Digital Gimbal: End-to-end Deep Image Stabilization with Learnable Exposure Times
This work addresses the problem of motion blur in long-exposure photography for general users by offering a software-based alternative to bulky and expensive mechanical gimbals.
This paper proposes a digital method to stabilize images, emulating a mechanical gimbal by aggregating a burst of noisy short-exposure frames to produce a sharp, high-SNR image. The method also learns optimal exposure times for the burst, outperforming traditional single-image deblurring or fixed-exposure burst denoising on synthetic and real data.
Mechanical image stabilization using actuated gimbals enables capturing long-exposure shots without suffering from blur due to camera motion.

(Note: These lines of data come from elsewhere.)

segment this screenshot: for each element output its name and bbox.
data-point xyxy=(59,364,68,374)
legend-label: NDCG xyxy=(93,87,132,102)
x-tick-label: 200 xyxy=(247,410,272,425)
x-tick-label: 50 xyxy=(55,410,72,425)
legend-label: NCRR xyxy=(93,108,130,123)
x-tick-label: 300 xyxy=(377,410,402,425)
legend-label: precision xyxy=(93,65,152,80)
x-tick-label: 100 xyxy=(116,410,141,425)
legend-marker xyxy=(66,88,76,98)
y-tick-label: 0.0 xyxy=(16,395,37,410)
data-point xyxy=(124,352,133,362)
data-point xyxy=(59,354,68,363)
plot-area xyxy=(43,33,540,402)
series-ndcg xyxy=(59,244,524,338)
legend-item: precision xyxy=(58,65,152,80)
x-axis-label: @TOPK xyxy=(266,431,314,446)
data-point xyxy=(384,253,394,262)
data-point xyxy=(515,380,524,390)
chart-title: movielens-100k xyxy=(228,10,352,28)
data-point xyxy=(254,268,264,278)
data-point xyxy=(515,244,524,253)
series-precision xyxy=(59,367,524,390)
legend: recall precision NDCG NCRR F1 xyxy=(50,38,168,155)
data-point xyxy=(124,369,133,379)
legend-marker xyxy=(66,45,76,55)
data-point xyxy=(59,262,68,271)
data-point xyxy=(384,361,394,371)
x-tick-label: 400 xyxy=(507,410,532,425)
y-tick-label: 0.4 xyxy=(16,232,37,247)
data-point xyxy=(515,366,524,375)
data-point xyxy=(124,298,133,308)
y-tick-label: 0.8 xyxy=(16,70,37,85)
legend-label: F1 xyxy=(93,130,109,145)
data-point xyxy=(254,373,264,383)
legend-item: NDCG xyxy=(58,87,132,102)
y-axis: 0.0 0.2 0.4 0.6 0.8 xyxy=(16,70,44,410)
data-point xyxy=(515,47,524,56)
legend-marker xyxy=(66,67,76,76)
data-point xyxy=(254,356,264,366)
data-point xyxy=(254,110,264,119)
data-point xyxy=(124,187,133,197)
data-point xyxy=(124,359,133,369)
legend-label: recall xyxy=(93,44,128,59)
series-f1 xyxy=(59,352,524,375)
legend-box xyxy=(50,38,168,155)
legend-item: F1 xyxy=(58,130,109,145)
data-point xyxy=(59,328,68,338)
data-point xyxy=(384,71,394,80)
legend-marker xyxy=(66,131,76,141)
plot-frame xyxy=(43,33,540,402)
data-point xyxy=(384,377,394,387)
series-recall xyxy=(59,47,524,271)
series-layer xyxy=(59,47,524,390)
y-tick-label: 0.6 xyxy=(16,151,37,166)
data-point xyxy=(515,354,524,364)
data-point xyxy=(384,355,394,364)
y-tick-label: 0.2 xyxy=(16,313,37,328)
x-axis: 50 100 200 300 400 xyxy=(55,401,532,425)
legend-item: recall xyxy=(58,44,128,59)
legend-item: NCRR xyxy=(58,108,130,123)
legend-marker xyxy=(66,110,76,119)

These devices, however, are often physically cumbersome and expensive, limiting their widespread use. In this work, we propose to digitally emulate a mechanically stabilized system from the input of a fast unstabilized camera. To exploit the trade-off between motion blur at long exposures and low SNR at short exposures, we train a CNN that estimates a sharp high-SNR image by aggregating a burst of noisy short-exposure frames, related by unknown motion. We further suggest learning the burst's exposure times in an end-to-end manner, thus balancing the noise and blur across the frames. We demonstrate this method's advantage over the traditional approach of deblurring a single image or denoising a fixed-exposure burst on both synthetic and real data.